Why (the way you implement) agility might be hindering your company’s potential
Applying textbook agility is not always a surefire way to deliver maximum value to your business.
In my previous article, I suggested technology leaders embrace agility and product vision once and for all (in lieu of traditional project management method, e.g., waterfall). In doing so, I may have painted the application of agility in a too rosy manner. For example, I only remarked that agility had to be “implemented the right way for organisation” without much detail. For the sake of intellectual honesty, I should have stressed more some pitfalls of implementation of agility (precisely Scrum). To settle the score, here are two real life scenarios in which agility delivers sub-optimal results for companies.
Both these scenarios exemplify the breadth of what can go wrong in using agile to deliver applications in a company. I will present these situations as a spectrum. It can be read as a framework to determine where your organisation lies when doing agility.
For starters, let us go beyond the easy definition of agile: “on the fly” or “without much preparation.” Scrum is a lightweight framework that defines events and sequences (such as daily or weekly meetings), artifacts (like feature backlogs as User stories), and roles (defining the actors and their responsibilities) for projects. The two bonuses of this framework are:
- does not necessitate that all elements be implemented: Scrum should be adapted to your company’s culture and capabilities;
- can be implemented along with other agile frameworks such as Kanban and eXtrem Programming for more productivity and design thinking to enhance collaboration with users.

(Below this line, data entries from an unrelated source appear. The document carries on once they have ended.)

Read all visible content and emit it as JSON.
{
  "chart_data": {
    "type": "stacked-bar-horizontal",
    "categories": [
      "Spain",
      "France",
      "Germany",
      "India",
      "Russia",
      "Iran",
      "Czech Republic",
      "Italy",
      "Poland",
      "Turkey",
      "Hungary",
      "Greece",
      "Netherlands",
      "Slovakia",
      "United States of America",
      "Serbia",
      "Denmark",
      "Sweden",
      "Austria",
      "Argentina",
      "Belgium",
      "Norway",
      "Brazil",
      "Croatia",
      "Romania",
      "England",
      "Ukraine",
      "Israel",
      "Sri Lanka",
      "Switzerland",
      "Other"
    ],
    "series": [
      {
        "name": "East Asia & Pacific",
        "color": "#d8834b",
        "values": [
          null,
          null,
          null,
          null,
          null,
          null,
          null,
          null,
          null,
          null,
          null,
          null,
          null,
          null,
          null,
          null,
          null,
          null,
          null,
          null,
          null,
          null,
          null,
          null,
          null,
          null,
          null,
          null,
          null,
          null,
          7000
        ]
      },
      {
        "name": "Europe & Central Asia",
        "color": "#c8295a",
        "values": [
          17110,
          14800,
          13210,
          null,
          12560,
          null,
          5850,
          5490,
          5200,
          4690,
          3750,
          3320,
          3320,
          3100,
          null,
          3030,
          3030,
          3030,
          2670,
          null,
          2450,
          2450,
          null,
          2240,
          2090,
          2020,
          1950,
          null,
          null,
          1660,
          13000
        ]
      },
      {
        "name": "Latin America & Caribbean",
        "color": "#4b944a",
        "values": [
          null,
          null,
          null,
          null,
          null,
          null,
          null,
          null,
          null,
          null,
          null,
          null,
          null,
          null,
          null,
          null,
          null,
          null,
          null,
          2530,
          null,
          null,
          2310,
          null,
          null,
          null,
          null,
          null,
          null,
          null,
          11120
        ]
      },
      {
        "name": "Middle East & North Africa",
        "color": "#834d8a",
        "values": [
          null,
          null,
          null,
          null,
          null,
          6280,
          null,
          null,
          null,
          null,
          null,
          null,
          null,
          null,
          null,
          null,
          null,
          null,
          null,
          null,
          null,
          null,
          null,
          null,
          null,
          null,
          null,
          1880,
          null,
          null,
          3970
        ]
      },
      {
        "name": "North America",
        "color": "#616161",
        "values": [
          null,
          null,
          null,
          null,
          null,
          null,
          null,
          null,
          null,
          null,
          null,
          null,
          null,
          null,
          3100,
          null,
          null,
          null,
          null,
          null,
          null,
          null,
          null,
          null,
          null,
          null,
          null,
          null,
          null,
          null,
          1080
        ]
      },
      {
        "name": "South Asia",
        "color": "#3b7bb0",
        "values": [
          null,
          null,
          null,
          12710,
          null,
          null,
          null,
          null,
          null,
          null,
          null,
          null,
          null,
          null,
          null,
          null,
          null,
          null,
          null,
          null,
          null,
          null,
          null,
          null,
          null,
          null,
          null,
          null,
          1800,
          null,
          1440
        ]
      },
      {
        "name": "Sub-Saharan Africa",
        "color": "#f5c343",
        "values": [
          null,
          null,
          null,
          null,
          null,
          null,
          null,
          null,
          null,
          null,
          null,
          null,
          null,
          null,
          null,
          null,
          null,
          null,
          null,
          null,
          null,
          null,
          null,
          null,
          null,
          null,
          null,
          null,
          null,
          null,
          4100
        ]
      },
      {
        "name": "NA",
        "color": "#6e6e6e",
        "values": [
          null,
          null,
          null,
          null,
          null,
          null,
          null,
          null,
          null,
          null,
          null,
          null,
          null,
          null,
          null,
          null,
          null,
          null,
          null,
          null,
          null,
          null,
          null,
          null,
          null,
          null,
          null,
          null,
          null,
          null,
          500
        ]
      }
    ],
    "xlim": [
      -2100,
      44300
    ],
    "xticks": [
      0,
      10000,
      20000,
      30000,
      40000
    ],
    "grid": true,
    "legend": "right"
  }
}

Agilists in an ivory tower
The set-up is akin to what could happen in a waterfall project:
- The development team gets the business requirements from the business or on rare occasion, writes the business requirement by itself without consulting the functional team;
- The development team then proceeds to implement the application by religiously applying the scrum framework: daily and weekly meetings, writing of user stories and use of a kanban board to track their advancement through various metrics;
- The project is finally delivered to the business teams along with its documentation. On occasions a Run team is charged with maintaining the product while the development moves to another project.
Illustration: on a new business line creation project, the technology leaders took the responsibility to design the different software needed. They would schedule design thinking sessions with the users only to dismiss their requests deemed of low business value. Even protests from the COO to the CEO did not change the environment of the project. The development team strictly adhered to the agile framework.
This fact is either due to the company culture or to the balance of power leaning on the side of technologists. One justification for this way of working is the need to go as quickly as possible on the project (with the premise that interactions with the business can be a distraction). In sum, technology leaders believe that they know better what features are needed and when.
This phenomenon occurs also in companies that have switched to agility but for some reasons have kept the waterfall philosophy. We can also refer to technologist as isolated agilists.
Hyperactive business leaders
Here we find ourselves on the other side of the spectrum:
- General business requirements along with a product roadmap are agreed upon between the business and the technologists at the beginning of the project;
- The business leaders are aware of the importance of technologies to their core business; so they are very much involved in the project. But priorities are regularly shifted solely at their will, without input from technologists. In other words, the business dictates what features are to be implemented and will often change their mind on the developments to be done. Short deadlines will also be pushed onto technologists, often at the expense of software quality. An unfinished or buggy feature will be pushed in to production when the business requires it;
- The development team will de facto implement Scrum on the project, not by choice but by necessity. Nonetheless, Scrum, to the technology team, will mean being able to work on short iterations and quickly refocus to follow the pace imposed by the business.
Illustration: on a deployment project for a neobank, the technology team complained of the quickly changing priorities. This situation affected their focus and motivation. In fact, the business leaders would take part in the week product reviews and give the directions for the upcoming week, changing the team’s delivery schedule and requesting ongoing developments be upheld or that the whole team focuses solely on a feature to be delivered in emergency the following week. The development team would then carry on its mission.
These scenes play out during a high stake digital transformation programme such as the creation of a new business line. The business leaders make these decisions in reaction to stimuli from the business landscape or to follow a new trend, with minimal to no planning. The requests are minor features or increments to a feature or bug fixes. The balance of the power is, indeed, on the side of the business.
The technology team hardly has time to design, let alone implement long-medium term objectives. The technical debt also grows sharply because the team is focused on implementing business features. The switching cost (i.e., energy necessary to turn focus to another subject) is also high, affecting team’s morale. Incidentally, a high talent churn rate can also be expected.
To the layman, agility means ability to switch from one task to another. This type of agile can be defined as: reactive agility for business.
Reconciling positions
After our analysis, it seems obvious that the good type of agility should be somewhere in the middle of the spectrum. However, there is no definite solution. Business leaders and technology leaders should discuss and agree on the best set up that would suit both parties and ultimately, the business interests. They can do so by taking into account:
- the company culture;
- its capabilities (e.g., tooling and talents);
- and business objectives.
Agile should allow a company to play the short game (e.g., small upgrades, bug fixes) as well as the long game (i.e., innovative projects for the long haul). It should allow the business to be itself agile and pivot quickly and market conditions require.